A special Princeton Planning Board meeting to continue testimony on an application to subdivide a vacant lot at 140 Hodge Road, which was to be held Oct. 24, has been called off.

Applicant Jarrad Michalesko was not ready to continue and requested an extension to Dec. 31 on the plan to create two lots on the 1.6-acre property. He began presenting testimony at the board’s Oct. 3 meeting, but ran out of time to complete it.

The vacant house that sat on the lot was destroyed by fire in July 2018. Michalesko bought the property in September 2018 for $1.1 million and demolished the house, which had been for sale for several years.

Michalesko is now seeking permission to create two new building lots, neither of which meet the required 125-ft. minimum lot width. Each lot would be 118 feet wide, or 7 feet less than the minimum requirement.

Meanwhile, Michalesko’s application itself has run into a firestorm of opposition from neighbors on Hodge Road. They object to the plan to create two lots that are non-conforming in lot width, but that otherwise exceed the minimum lot size of 20,000 square feet.

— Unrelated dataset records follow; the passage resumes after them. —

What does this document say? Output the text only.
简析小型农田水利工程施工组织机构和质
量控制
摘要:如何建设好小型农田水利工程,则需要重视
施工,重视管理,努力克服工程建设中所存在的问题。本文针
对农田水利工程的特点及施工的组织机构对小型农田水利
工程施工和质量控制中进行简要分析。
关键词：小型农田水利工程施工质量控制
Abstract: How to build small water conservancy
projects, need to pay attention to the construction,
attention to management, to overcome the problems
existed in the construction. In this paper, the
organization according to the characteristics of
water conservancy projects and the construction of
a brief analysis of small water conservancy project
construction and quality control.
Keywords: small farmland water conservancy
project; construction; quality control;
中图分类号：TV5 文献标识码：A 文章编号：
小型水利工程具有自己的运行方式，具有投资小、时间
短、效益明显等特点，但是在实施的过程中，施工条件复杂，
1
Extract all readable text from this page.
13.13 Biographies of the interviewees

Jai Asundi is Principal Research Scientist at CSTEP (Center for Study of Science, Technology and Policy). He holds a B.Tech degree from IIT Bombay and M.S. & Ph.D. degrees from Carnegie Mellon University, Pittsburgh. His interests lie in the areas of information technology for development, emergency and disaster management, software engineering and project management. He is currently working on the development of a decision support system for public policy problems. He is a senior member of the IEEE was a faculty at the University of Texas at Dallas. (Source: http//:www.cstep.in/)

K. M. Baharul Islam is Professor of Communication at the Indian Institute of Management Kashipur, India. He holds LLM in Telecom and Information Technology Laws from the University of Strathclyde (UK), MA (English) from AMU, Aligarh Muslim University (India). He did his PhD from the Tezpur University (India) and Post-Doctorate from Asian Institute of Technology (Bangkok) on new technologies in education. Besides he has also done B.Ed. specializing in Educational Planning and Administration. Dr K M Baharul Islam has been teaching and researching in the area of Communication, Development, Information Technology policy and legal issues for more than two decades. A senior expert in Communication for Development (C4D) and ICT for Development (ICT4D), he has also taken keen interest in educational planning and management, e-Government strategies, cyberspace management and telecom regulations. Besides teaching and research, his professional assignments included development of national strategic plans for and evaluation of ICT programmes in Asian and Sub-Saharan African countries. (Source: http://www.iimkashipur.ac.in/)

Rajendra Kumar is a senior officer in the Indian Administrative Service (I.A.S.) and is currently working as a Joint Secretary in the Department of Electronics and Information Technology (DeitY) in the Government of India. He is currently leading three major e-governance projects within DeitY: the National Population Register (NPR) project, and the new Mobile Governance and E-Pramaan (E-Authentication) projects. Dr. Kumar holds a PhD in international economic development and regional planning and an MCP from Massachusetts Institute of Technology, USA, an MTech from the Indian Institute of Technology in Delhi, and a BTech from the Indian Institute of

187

But there are other issues, as well.

In a July 2 report to the planning board, Princeton Planning Director Michael LaPlace wrote that 140 Hodge Road is located in the proposed Morven Tract Historic District.

An ordinance to create the Morven Tract Historic District was introduced by the former Princeton Borough Council in 2012, but was never enacted because of opposition from some property owners in the proposed historic district.

The Morven Tract Historic District derives its name from its former ownership by the Stockton family, which built Morven (next to Monument Hall, the former Princeton Borough municipal building).

Morven was built by Richard Stockton, who was a signer of the Declaration of Independence, on land that his grandfather acquired from William Penn in 1701. The land stayed in the family until it was subdivided and subsequently developed in the late 19th- and early 20th-centuries.

“The major issue to be addressed is the applicant’s request to create two new lots which do not meet the minimum width requirement in the R-1 zone and will be narrower than many of the lots in the proposed historic district along Hodge Road,” LaPlace wrote in the July 2 report.

Because the property is located in the proposed historic district, the application was referred to the Historic Preservation Commission for a courtesy review. In this instance, the commission could only offer advice because the district was never formally created.

In its July 9 report to the planning board, the Historic Preservation Commission expressed concern that “approving a minor subdivision could lead to the construction of two new single-family homes which would be out of character with the neighborhood and inappropriate for the established streetscape pattern along this section of Hodge Road.”

The Historic Preservation Commission also wrote that if the planning board approves the application, the two new houses must be served by the two existing driveway curb cuts on Hodge Road that accommodated the circular driveway of the house that was demolished.

The commission also recommended preserving the existing hedge behind the public sidewalk. The new houses should be sited to preserve the existing plantings.